Coronavirus: the second-weirdest solution?

Shtetl-Optimized 2020-03-06

Many people have suggested coating handles, doorknobs and so forth with virus-killing copper tape. It’s a shame that this isn’t being tried on a wider scale. In the meantime, though, here’s a related but different idea that I had last night.

Imagine we could coat every doorknob, every light switch, every railing, every other surface that people might touch in public buildings, with some long-lasting disgusting, sticky, slimy substance. For a variety of reasons, one probably wouldn’t use actual excrement, although it wouldn’t hurt if the substance looked like that. Or it could be a sickly neon green or red, to make it impossible to conceal when you’d gotten the substance on your hands.

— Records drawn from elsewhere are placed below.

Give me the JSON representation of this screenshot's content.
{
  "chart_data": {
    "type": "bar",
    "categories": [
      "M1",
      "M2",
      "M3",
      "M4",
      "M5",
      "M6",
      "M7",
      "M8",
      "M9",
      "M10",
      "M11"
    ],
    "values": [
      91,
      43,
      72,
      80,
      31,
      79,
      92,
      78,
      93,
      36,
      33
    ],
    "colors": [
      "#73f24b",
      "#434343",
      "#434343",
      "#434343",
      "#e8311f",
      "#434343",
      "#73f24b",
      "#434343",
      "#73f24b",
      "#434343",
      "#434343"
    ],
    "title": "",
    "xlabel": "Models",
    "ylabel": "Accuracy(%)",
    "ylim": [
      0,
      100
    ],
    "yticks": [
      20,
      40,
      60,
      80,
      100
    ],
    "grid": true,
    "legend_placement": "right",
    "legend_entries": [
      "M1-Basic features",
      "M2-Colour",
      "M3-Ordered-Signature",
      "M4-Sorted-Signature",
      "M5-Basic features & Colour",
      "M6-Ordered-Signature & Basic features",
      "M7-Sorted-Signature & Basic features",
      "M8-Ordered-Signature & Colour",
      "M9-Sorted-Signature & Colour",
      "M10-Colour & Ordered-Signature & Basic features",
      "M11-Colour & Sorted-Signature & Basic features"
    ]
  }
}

What would be the result? Of course, people would avoid touching these surfaces. If they had to, they’d do so with a napkin or glove whenever possible. If they had to touch them bare-handedly, they’d rush to wash their hands with soap as soon as possible afterwards. Certainly they wouldn’t touch their faces before having washed their hands.

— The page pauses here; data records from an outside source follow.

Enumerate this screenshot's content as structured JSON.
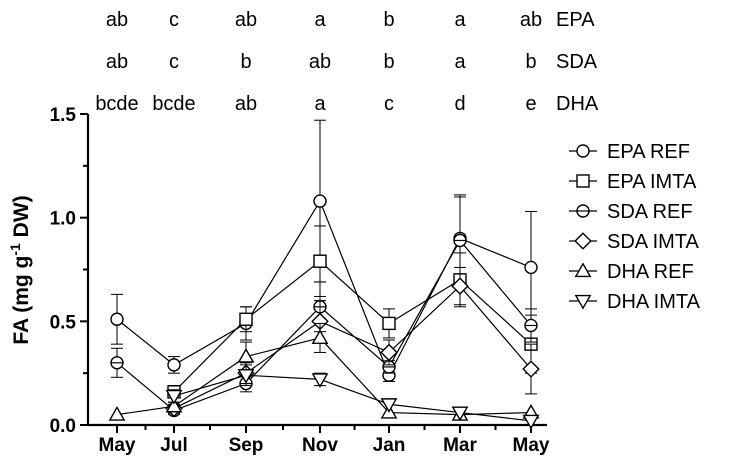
{
  "chart_data": {
    "type": "line",
    "ylabel_parts": {
      "main": "FA (mg g",
      "sup": "-1",
      "tail": " DW)"
    },
    "categories": [
      "May",
      "Jul",
      "Sep",
      "Nov",
      "Jan",
      "Mar",
      "May"
    ],
    "y_ticks": [
      "0.0",
      "0.5",
      "1.0",
      "1.5"
    ],
    "ylim": [
      0,
      1.5
    ],
    "letter_rows": [
      {
        "label": "EPA",
        "letters": [
          "ab",
          "c",
          "ab",
          "a",
          "b",
          "a",
          "ab"
        ]
      },
      {
        "label": "SDA",
        "letters": [
          "ab",
          "c",
          "b",
          "ab",
          "b",
          "a",
          "b"
        ]
      },
      {
        "label": "DHA",
        "letters": [
          "bcde",
          "bcde",
          "ab",
          "a",
          "c",
          "d",
          "e"
        ]
      }
    ],
    "legend_position": "right",
    "series": [
      {
        "name": "EPA REF",
        "marker": "circle",
        "values": [
          0.51,
          0.29,
          0.49,
          1.08,
          0.24,
          0.9,
          0.76
        ],
        "err": [
          0.12,
          0.04,
          0.08,
          0.39,
          0.03,
          0.21,
          0.27
        ]
      },
      {
        "name": "EPA IMTA",
        "marker": "square",
        "values": [
          null,
          0.16,
          0.51,
          0.79,
          0.49,
          0.7,
          0.39
        ],
        "err": [
          null,
          0.03,
          0.06,
          0.17,
          0.07,
          0.13,
          0.14
        ]
      },
      {
        "name": "SDA REF",
        "marker": "circle-line",
        "values": [
          0.3,
          0.07,
          0.2,
          0.57,
          0.28,
          0.89,
          0.48
        ],
        "err": [
          0.07,
          0.02,
          0.04,
          0.12,
          0.03,
          0.21,
          0.08
        ]
      },
      {
        "name": "SDA IMTA",
        "marker": "diamond",
        "values": [
          null,
          0.08,
          0.25,
          0.5,
          0.35,
          0.67,
          0.27
        ],
        "err": [
          null,
          0.02,
          0.05,
          0.1,
          0.06,
          0.09,
          0.12
        ]
      },
      {
        "name": "DHA REF",
        "marker": "triangle-up",
        "values": [
          0.05,
          0.09,
          0.33,
          0.42,
          0.06,
          0.05,
          0.06
        ],
        "err": [
          null,
          0.02,
          0.07,
          0.07,
          null,
          null,
          null
        ]
      },
      {
        "name": "DHA IMTA",
        "marker": "triangle-down",
        "values": [
          null,
          0.14,
          0.24,
          0.22,
          0.1,
          0.06,
          0.02
        ],
        "err": [
          null,
          0.03,
          0.05,
          0.03,
          null,
          null,
          null
        ]
      }
    ]
  }
}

In short, they’d show exactly the behaviors that experts agree are among the most helpful, if our goal is to slow the spread of the coronavirus. In effect, we’d be plugging an unfortunate gap in our evolutionary programming—namely, that the surfaces where viruses can thrive aren’t intuitively disgusting to us, as (say) vomit or putrid meat are—by making those surfaces disgusting, as they ought to be in the middle of a pandemic.

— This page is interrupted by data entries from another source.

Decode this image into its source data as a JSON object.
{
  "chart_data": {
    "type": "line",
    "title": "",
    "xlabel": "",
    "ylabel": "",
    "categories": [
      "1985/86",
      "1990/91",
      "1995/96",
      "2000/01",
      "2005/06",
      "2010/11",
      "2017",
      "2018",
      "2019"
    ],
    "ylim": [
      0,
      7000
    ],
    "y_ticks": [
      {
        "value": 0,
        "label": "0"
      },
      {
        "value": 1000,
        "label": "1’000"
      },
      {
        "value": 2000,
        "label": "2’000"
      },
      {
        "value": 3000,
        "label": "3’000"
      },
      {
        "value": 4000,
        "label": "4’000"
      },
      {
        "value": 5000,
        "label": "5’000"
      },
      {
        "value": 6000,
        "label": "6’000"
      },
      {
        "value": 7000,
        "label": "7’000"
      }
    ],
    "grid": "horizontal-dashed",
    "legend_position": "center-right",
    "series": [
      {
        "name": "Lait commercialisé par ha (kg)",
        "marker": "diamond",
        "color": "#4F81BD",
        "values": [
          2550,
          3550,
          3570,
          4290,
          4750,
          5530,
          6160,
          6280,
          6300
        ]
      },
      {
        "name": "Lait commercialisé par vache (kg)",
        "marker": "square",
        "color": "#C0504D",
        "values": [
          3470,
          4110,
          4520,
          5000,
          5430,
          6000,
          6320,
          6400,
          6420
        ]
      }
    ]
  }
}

Note that, even if it somehow turns out to be infeasible to coat all the touchable surfaces in public buildings with disgusting goo, you might still derive great personal benefit from imagining them so covered. If you manage to pull that off, it will yield just the right heuristic for when and how often you should now be washing your hands (and avoiding touching your face), without no need for additional conscious reflection.

Mostly, having the above thoughts made me grateful for my friend Robin Hanson. For as long Robin is around, tweeting and blogging from his unique corner of mindspace, no one will ever be able to say that my ideas for how to control the coronavirus were the world’s weirdest or most politically tone-deaf.